South Africa, the nation with the largest number of people infected with the virus that causes AIDS, and Namibia said they needed affordable drugs, not loans that would burden their economies.
Officials at the Southern African Development Community, which represents 12 other countries in the region, along with South Africa and Namibia, are also expressing doubts about the proposal. They say they would prefer the United States pressure American drug companies to reduce prices and to support countries that are disregarding patents and producing generic drugs more cheaply.
"Members are already burdened by debt," said Dr. Thuthula Balfour, director of the health unit of the Southern African Development Community, in a telephone interview from Pretoria. "Making drugs affordable is the solution rather than offering loans that have interest."
The offer last month by the United States Export-Import Bank, an independent government agency financed by Congress, was made to 24 sub-Saharan countries. Bank officials said that none of the countries had formally accepted the offer so far. The officials, who emphasized that it was too early to assess interest in the program, said they were still educating eligible African nations about the program.
But even when the program was announced, officials acknowledged that some members of the Clinton administration had doubts about its benefits. The offer comes at a time when the West is seeking to forgive as much as $100 billion of the debt held by poor countries, hoping to free up scarce resources for health, education and other social programs in those nations.
Marsha Berry, a spokeswoman for the Export-Import Bank, said bank officials knew of South Africa's concerns. She said they understood these concerns and the hesitancy expressed by officials elsewhere.
"These are poor countries and should they be taking on more debt? That's a very valid question," she said in a telephone interview from Washington.
"We're just doing what we can, knowing it's a small part," Ms. Berry said. "We have not got anyone to sign on the line yet.

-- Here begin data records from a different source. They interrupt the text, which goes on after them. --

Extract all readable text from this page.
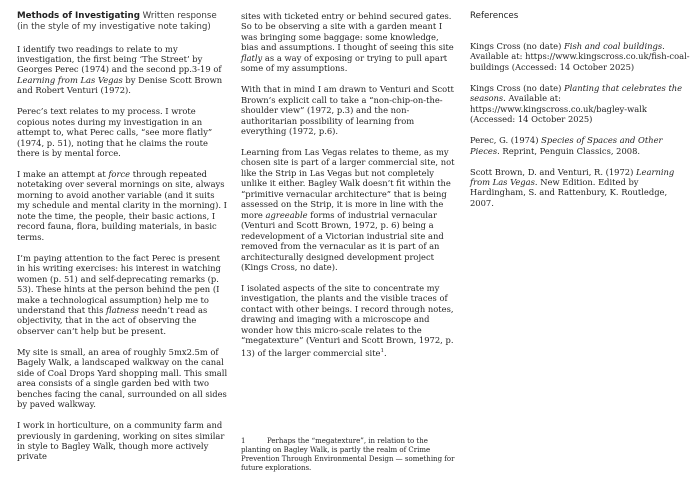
Methods of Investigating Written response
(in the style of my investigative note taking)

I identify two readings to relate to my investigation, the first being ‘The Street’ by Georges Perec (1974) and the second pp.3-19 of Learning from Las Vegas by Denise Scott Brown and Robert Venturi (1972).

Perec’s text relates to my process. I wrote copious notes during my investigation in an attempt to, what Perec calls, “see more flatly” (1974, p. 51), noting that he claims the route there is by mental force.

I make an attempt at force through repeated notetaking over several mornings on site, always morning to avoid another variable (and it suits my schedule and mental clarity in the morning). I note the time, the people, their basic actions, I record fauna, flora, building materials, in basic terms.

I’m paying attention to the fact Perec is present in his writing exercises: his interest in watching women (p. 51) and self-deprecating remarks (p. 53). These hints at the person behind the pen (I make a technological assumption) help me to understand that this flatness needn’t read as objectivity, that in the act of observing the observer can’t help but be present.

My site is small, an area of roughly 5mx2.5m of Bagely Walk, a landscaped walkway on the canal side of Coal Drops Yard shopping mall. This small area consists of a single garden bed with two benches facing the canal, surrounded on all sides by paved walkway.

I work in horticulture, on a community farm and previously in gardening, working on sites similar in style to Bagley Walk, though more actively private

sites with ticketed entry or behind secured gates. So to be observing a site with a garden meant I was bringing some baggage: some knowledge, bias and assumptions. I thought of seeing this site flatly as a way of exposing or trying to pull apart some of my assumptions.

With that in mind I am drawn to Venturi and Scott Brown’s explicit call to take a “non-chip-on-the-shoulder view” (1972, p.3) and the non-authoritarian possibility of learning from everything (1972, p.6).

Learning from Las Vegas relates to theme, as my chosen site is part of a larger commercial site, not like the Strip in Las Vegas but not completely unlike it either. Bagley Walk doesn’t fit within the “primitive vernacular architecture” that is being assessed on the Strip, it is more in line with the more agreeable forms of industrial vernacular (Venturi and Scott Brown, 1972, p. 6) being a redevelopment of a Victorian industrial site and removed from the vernacular as it is part of an architecturally designed development project (Kings Cross, no date).

I isolated aspects of the site to concentrate my investigation, the plants and the visible traces of contact with other beings. I record through notes, drawing and imaging with a microscope and wonder how this micro-scale relates to the “megatexture” (Venturi and Scott Brown, 1972, p. 13) of the larger commercial site$^1$.

1	Perhaps the “megatexture”, in relation to the planting on Bagley Walk, is partly the realm of Crime Prevention Through Environmental Design — something for future explorations.
References

Kings Cross (no date) Fish and coal buildings. Available at: https://www.kingscross.co.uk/fish-coal-buildings (Accessed: 14 October 2025)

Kings Cross (no date) Planting that celebrates the seasons. Available at: https://www.kingscross.co.uk/bagley-walk (Accessed: 14 October 2025)

Perec, G. (1974) Species of Spaces and Other Pieces. Reprint, Penguin Classics, 2008.

Scott Brown, D. and Venturi, R. (1972) Learning from Las Vegas. New Edition. Edited by Hardingham, S. and Rattenbury, K. Routledge, 2007.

But it's going to take a couple of months of working through these touchy details."
Third world nations have been pressuring the West and pharmaceutical companies to make costly anti-AIDS therapies more accessible. Earlier this year, Unaids, the United Nations agency dealing with AIDS, and five drug companies began negotiating steep drops in prices of the drugs for poor regions afflicted by the disease.
But some AIDS groups argue that the companies are lowering prices simply to forestall the seizure of their patents by poor countries desperate for the drugs. Thailand and South Africa have recently passed laws allowing such seizure; India, Bangladesh and Brazil have drug industries that ignore patent treaties.
In May, the Clinton administration angered the pharmaceutical industry by issuing an executive order saying the government would not interfere with African countries that violated American patent law to obtain cheaper AIDS drugs.
In South Africa, where about four million people are infected with the virus that causes AIDS, health officials say such efforts, which support the production and distribution of generic drugs, are more useful than loan programs, said Nothemba Dlali, a spokeswoman for the Ministry of Health.
Dr. Kalumbi Shangula, the permanent secretary for the Namibian Ministry of Health, agreed. He said his country simply could not afford the drugs. In the United States, an American patient might spend $12,000 a year or more on drug therapy, a price tag way out of reach for patients in poor African countries.
The Export-Import Bank offers loans to buy the drugs at commercial interest rates that now average about 7 percent. But health officials in Namibia are desperately searching for other ways to get drug therapy to their infected citizens, who make up an estimated 20 percent of that country's population.
"When you take loans, you are plunging the country deeply into debt," Dr. Shangula said. "We are actually looking for ways to acquire the anti-retroviral drugs to improve the quality of life of our people, but this does not offer the solution."